怪異そのものは正直平凡であり、そして小粒であると感じる。だが、丁寧に書くことを心掛ければ怪異は活きるし、信憑性も増すというお手本のような作品であるだろう。
登場人物に関する軽い紹介と簡単なシチュエーション説明が終わると、さっそく怪異が始まる。現象と登場人物のそれぞれの状況描写を交互に描くことによって緊迫感を増していく展開は、地味で平凡ではあるものの王道の安定感がある。そして一気に怪異そのものが姿を現し、体験者が驚き恐怖する場面もオーソドックスであるが、しっかりと怪異の様子が書かれているために、読み手には何が起こっているかが容易に把握できて、体験者の恐怖の瞬間とのタイムラグがなく怖がれるという印象である。最後の第三者の証言も素っ気ないが、的確に怪異の原因を示している点では要領がよいと言えるだろう。
これらの展開の中を精査すれば分かるが、書き手が何か特別な技巧を凝らして恐怖を演出しようとしている様子は皆無である。むしろそのような趣向を凝らしたものがないために、ストレートに怪異が読み手に伝わってくると言うべきだろう。必要な情報をしっかりと書き、読み手に分かるように書くだけで、怪異そのものが確実に恐怖や不思議をもたらしてくれるのである。それが“実話怪談”の“あったること”の本質であると言える。
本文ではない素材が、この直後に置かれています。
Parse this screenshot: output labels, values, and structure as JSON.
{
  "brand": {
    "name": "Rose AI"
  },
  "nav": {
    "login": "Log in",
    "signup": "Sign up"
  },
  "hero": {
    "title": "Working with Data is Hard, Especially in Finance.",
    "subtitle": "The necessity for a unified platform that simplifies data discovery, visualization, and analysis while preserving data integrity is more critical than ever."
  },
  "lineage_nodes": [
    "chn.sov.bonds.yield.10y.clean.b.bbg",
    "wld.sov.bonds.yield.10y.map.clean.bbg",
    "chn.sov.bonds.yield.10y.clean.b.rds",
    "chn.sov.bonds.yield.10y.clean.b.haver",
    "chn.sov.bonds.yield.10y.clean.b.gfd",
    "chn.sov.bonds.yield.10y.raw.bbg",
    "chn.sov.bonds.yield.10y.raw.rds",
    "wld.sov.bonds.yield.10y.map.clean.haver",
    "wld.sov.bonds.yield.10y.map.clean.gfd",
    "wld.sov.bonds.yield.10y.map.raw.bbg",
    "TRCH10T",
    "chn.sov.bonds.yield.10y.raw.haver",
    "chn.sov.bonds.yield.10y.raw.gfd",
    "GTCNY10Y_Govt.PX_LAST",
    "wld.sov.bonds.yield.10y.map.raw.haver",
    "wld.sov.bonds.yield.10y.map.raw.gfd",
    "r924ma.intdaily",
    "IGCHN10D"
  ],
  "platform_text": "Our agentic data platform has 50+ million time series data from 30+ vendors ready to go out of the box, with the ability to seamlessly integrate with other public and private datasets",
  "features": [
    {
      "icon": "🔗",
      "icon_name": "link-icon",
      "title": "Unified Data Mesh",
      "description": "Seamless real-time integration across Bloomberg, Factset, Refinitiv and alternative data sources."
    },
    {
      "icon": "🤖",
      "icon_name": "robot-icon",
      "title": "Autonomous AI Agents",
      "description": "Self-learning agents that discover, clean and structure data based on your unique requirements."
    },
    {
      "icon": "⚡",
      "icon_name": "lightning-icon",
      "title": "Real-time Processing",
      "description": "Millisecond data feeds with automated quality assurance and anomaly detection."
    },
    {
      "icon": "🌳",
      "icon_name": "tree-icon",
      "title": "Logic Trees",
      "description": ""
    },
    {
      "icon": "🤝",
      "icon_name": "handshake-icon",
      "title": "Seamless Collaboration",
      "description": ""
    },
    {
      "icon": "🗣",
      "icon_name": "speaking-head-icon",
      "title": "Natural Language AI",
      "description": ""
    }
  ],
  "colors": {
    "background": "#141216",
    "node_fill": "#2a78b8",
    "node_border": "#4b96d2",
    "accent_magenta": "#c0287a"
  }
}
この作品はそれに加えて、体験者が警察官であることが重要な要素となっている。こういう堅い職種の人の体験談というのはそれだけで希少であるし、また警察署の怪談自体もかなり珍しいものであると言える。平凡であるが故に、逆に怪異の信憑性を獲得できた怪異譚である。それなりにプラス評価とさせていただいた。